Onde você estava no dia 27 de janeiro de 2013? É uma pergunta que muitos nos fazemos hoje. Uma data que desperta recordações. Quero eu também somar-me a tantos que estão registrando em suas redes sociais a memória desta data. Pessoas que viveram diretamente a tragédia ou que se deixaram por ela tocar e solidarizar.

Naquela manhã fatídica de domingo, eu estava saindo de Porto Alegre para Bento Gonçalves para visitar minha mãe internada em uma clínica. Uma viagem sempre difícil e marcada pela emoção. Naquela manhã saí de Porto Alegre com o rádio do carro ligado em uma estação que tocava música italiana. Música suave, gostosa, que recordava a língua materna e a presença da mãe que em breve eu encontraria.

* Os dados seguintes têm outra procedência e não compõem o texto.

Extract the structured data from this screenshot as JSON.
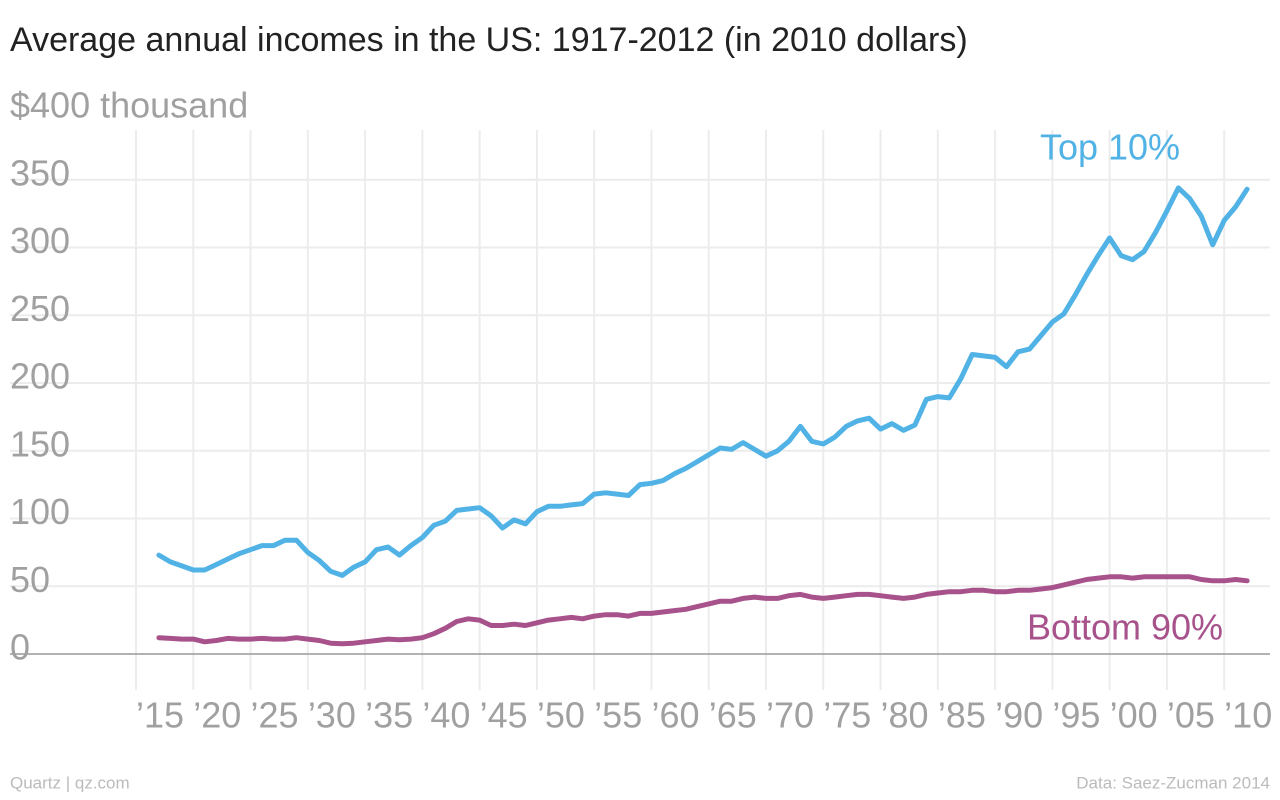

Ao chegar na altura de Canoas, a programação foi interrompida e o locutor deu o primeiro informe do acontecido em Santa Maria: incêndio em uma boate com um total até então registrado de 25 mortos. Alguns quilômetros depois, quando eu passava por Portão, mais um informe: 44 mortos. Minha cabeça girava e eu procurava manter-me atento ao trânsito mas a imaginação não podia parar. Mais adiante, já em São Vendelino, o número de mortos havia passado de 80.

Chegado na clínica onde minha mãe estava internada, a pergunta direta, seca e dura da enfermeira: – Frei, onde estava Deus?

Minha lógica teológica lembrou-se imediatamente de Dietrich Bonhoeffer e de sua resposta diante dos mortos nos campos de prisioneiros: – Deus estava nos mortos. Deus era cada um dos jovens que foi morto naquela noite na Boate Kiss em Santa Maria. Guardadas as devidas proporções, assim como os milhões de judeus, ciganos, homossexuais, velhos, doentes e comunistas que foram mortos nos campos de concentração nazista foram vítimas do ódio nazista, as moças e rapazes que foram sufocadas pelo gás tóxico e do fogo da boate, foram vítimas da ganância de alguns empresários e da irresponsabilidade do poder público.

Dez anos se passaram. O julgamento foi adiado e, quando finalmente feito, anulado. Os réus continuam soltos e sob a proteção do dinheiro ou das relações políticas. Os jovens que estavam na boate e sobreviveram, continuam a penar com as sequelas físicas e psicológicas. Os familiares continuam chorando a dor da perda e da justiça ainda a tardar.

Como sociedade, cabe a missão de recordar, de memoriar, de consolar e de esperançar a memória de tantas vidas interrompidas. Que jamais se esqueça, para que nunca mais aconteça!